Macron et le vote senior : le grand Old Up

14 janvier 2020

Le vote des seniors est un enjeu de taille. Plus mobilisés et moins abstentionnistes que la moyenne, ces derniers influencent fortement l’issue des élections. Ce fut le cas lors de la dernière présidentielle. Nous sommes allés à la rencontre de cet électorat pour tenter de percevoir les dynamiques qui le traversent.

Lors du dernier scrutin présidentiel, 74% des personnes âgées de plus de 60 ans ont voté pour Emmanuel Macron au second tour. Et on monte même jusqu’à 78% quand on s’intéresse aux plus de 70 ans. Avec une victoire à 66,1% des suffrages, on peut avancer que le candidat du jeune mouvement « En Marche ! » doit beaucoup aux retraités qui se sont mobilisés en masse pour le faire élire. Pourquoi les séniors, généralement en recherche de stabilité, ont-ils voté pour le candidat de la rupture, tout juste novice sur la scène politique ? Électorat acquis de longue date aux candidats de la droite, c’est tout naturellement que le vote sénior est allé à François Fillon au premier tour de l’élection. Mais ce dernier, entaché d’affaires qui lui colleront à la peau, n’est pas parvenu à créer un consensus suffisant pour se qualifier au second tour. « L’atout victoire », qui fut jadis celui de Nicolas Sarkozy, a fini par bénéficier à celui qui s’est présenté comme étant « ni de gauche, ni de droite » en bousculant les codes qui régissent la vie politique française depuis plus de quarante ans.

Le “silver” vote : une cible convoitée

Tout homme politique qui se présente à la plus haute fonction de l’Etat le sait : il ne pourra l’emporter sans l’aide précieuse des retraités. Par tradition citoyenne ou grâce à davantage de temps à consacrer à la vie de la cité, cette tranche d’âge est celle qui se rend le plus aux urnes et qui suit le plus les affaires politiques du pays. En effet, les plus de 65 ans représentent 19% de la population mais constituent un tiers du corps électoral. C’est la catégorie d’âge la moins touchée par l’abstentionnisme, résultat de la crise de la représentativité qui touche les démocraties européennes. De nombreux séniors profitent même du temps de la retraite pour s’engager en politique. C’est le cas de Françoise, 66 ans, et animatrice du comité « La République En Marche » de Lorient. Cette jeune retraitée à l’allure dynamique s’est encartée pour la première fois en 2016 quand l’ex ministre de l’économie a annoncé sa candidature.
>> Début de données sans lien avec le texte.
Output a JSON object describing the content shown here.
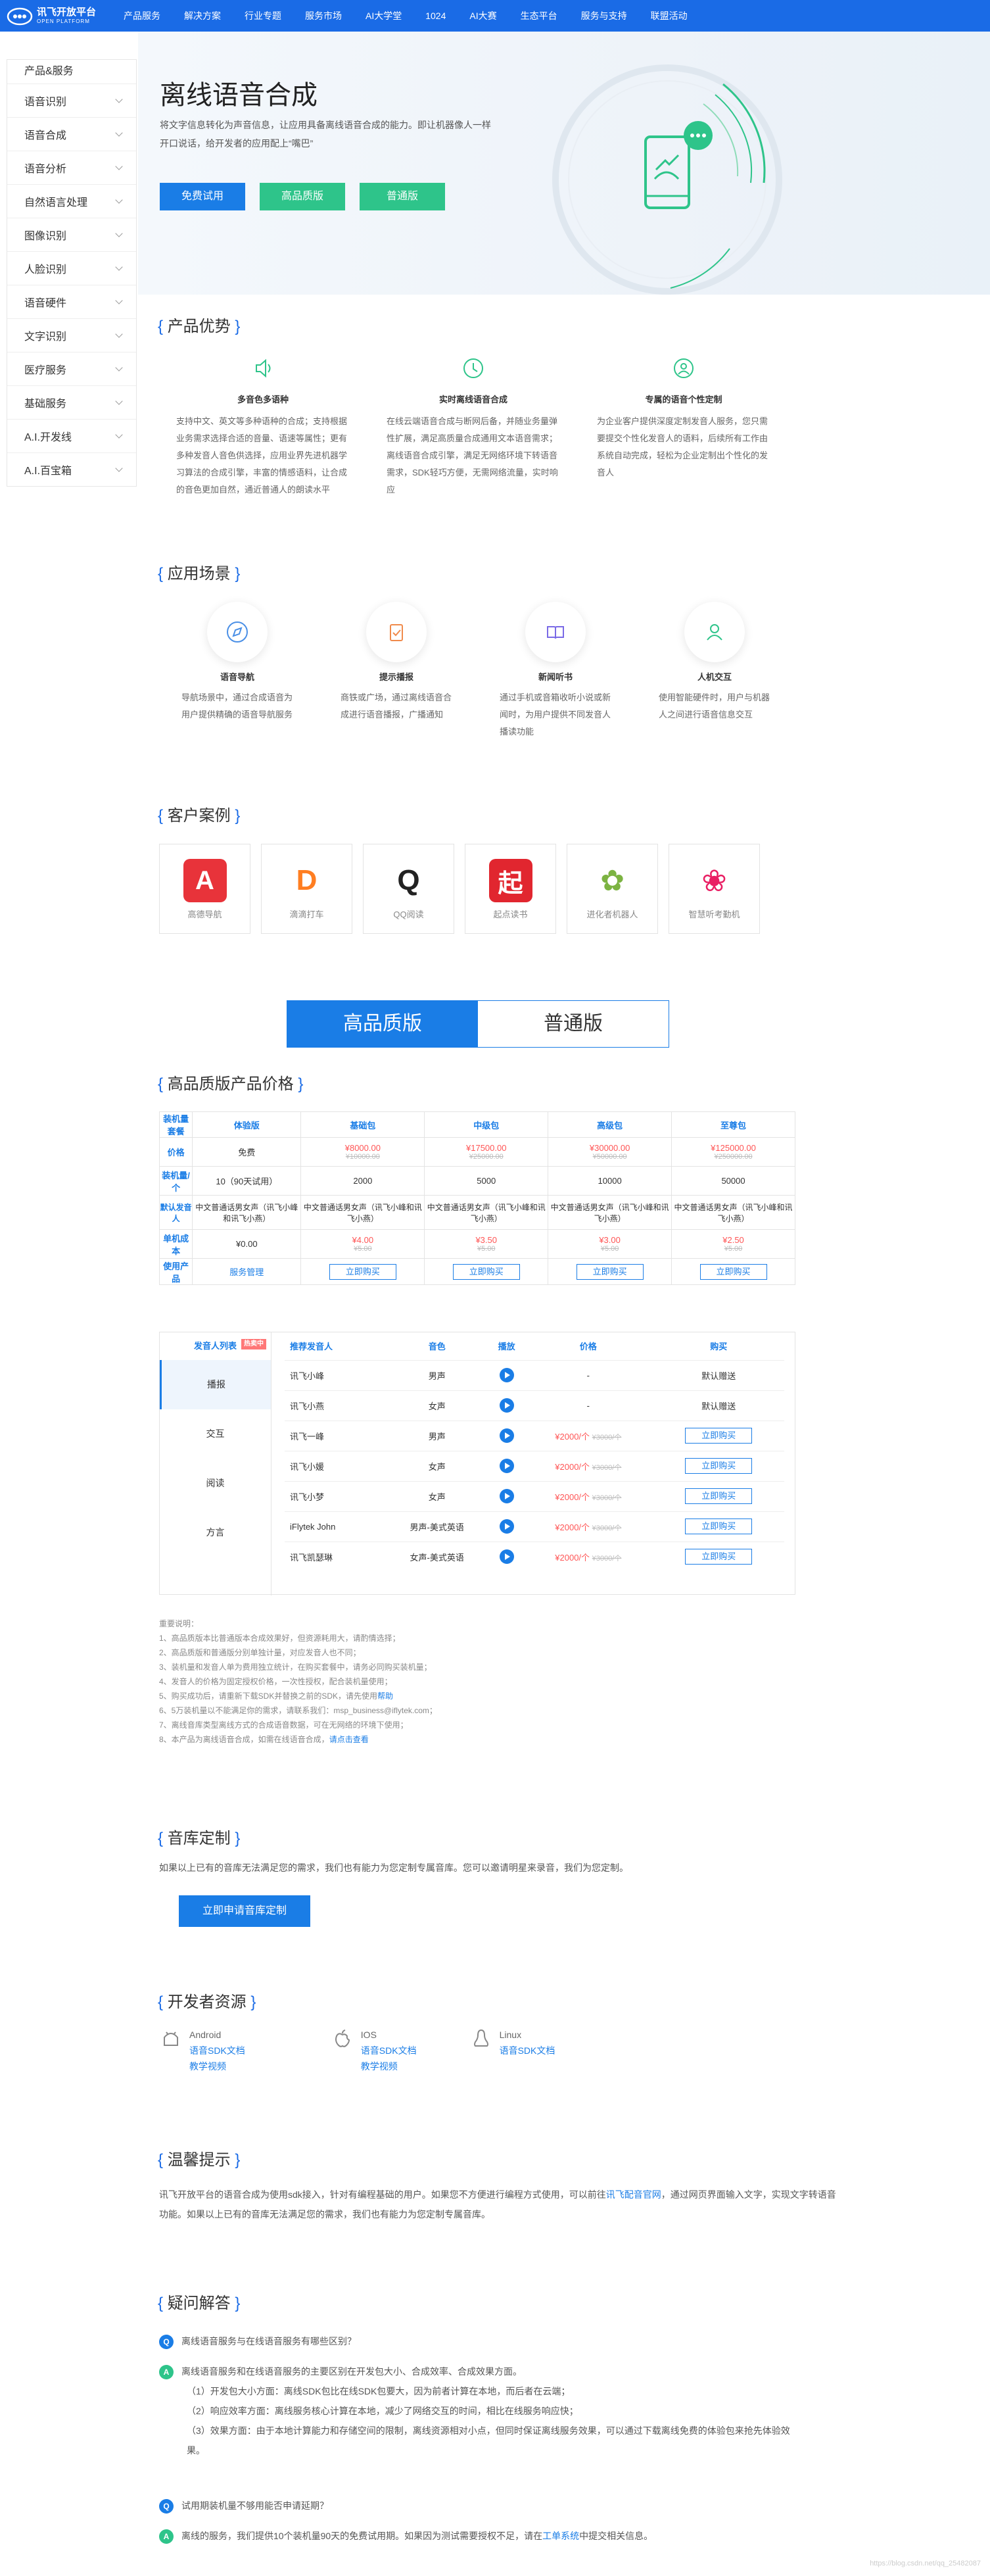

Elle a été séduite par cette promesse de changement et a décidé de lui accorder sa confiance. « Un second souffle » dont elle avait besoin, après avoir été déçue du quinquennat de François Hollande, pour qui elle avait voté « un peu par défaut ». Cet enthousiasme démocratique ne fut pas partagé par tous. Quand on interroge Joseph et Chantal, respectivement ancien proviseur des écoles de 77 ans et ancienne travailleuse dans l’administration de 73 ans, ils concèdent volontiers faire partie « d’une génération qui se déplace pour aller voter » et semblent en être fiers. Mais ces habitants d’une des villes les plus pauvres de la région Centre, près de Tours, ont voté blanc au second tour de l’élection présidentielle. Une situation de blocage électoral qualifiée d’ « exceptionnel » par Chantal, qui a toujours choisit un candidat depuis qu’elle est en âge de se rendre aux urnes il y a plus de cinquante ans : « C’est un geste citoyen essentiel, donc on ne se pose pas la question de savoir si on s’y rend ou non. Mais ce coup ci, j’ai voté blanc pour la première fois. » Issus de familles paysannes de droite traditionnelle et anciens électeurs de Nicolas Sarkozy, ils ne se considèrent désormais « ni de droite ni de gauche ». En leur faisant remarquer la similitude avec le discours macroniste, on comprend à leur réaction que ce n’était pas un argument assez fort pour prendre un tel « risque » en soutenant un candidat jugé « trop immature ».

Françoise, 66 ans est animatrice du comité LREM de Lorient. Cette ancienne socialiste déçue, est engagée dans le parti du président de la République depuis le début. Elle croit avec enthousiasme en sa politique qui incarne selon elle le renouveau.

C’est pourtant bien cette question du dépassement des cadres partisans existants, et le fait de s’affranchir de la frontière gauche – droite, qui a permis au candidat de rassembler des profils issus de diverses formations autour de sa personne. Marcel Génissel, retraité de 81 ans qui réside dans le 5ème arrondissement de Lyon, a justement été séduit par cette « promesse d’un nouveau monde ». Longtemps fidèle au Parti socialiste, cet ancien artisan se réjouit en avril 2016 en voyant que « plusieurs horizons politiques sont enfin réunis » sous la bannière « En Marche ! ». Une ouverture qui semble également avoir convaincu Marie-Jo et Bertrand Veillith, âgés de 69 et 68 ans. Bien qu’ils se revendiquent « de gauche depuis toujours », ils croient en Emmanuel Macron depuis le début. Pour eux, cette volonté d’ouverture et de dépassement des clivages traditionnels est vue d’un bon œil car elle est synonyme de « réconciliation ».

Marcel Génissel, retraité de 81 ans, ancien artisan, soutient Emmanuel Macron depuis que le Parti Socialiste et Hollande l’ont déçu. Pour lui critiquer Macron n’est pas la solution, il faut le laisser agir.

Un électorat volatile

Face à une telle stratégie politique consistant à vampiriser l’électorat issu du Parti socialiste ou des Républicains, une zone d’ombre demeure. Comment fidéliser un électorat qui, par essence, est volatile ? Si les retraités semblent avoir accepté de prendre le « risque » Macron, peut être que le danger se trouvait plutôt du côté de l’homme politique qui sans base électorale initiale n’a pas de garantie de stabilité. Il s’agit alors de convaincre les votants timides du début à, petit à petit, adhérer aux valeurs et à soutenir le gouvernement dans ses réformes.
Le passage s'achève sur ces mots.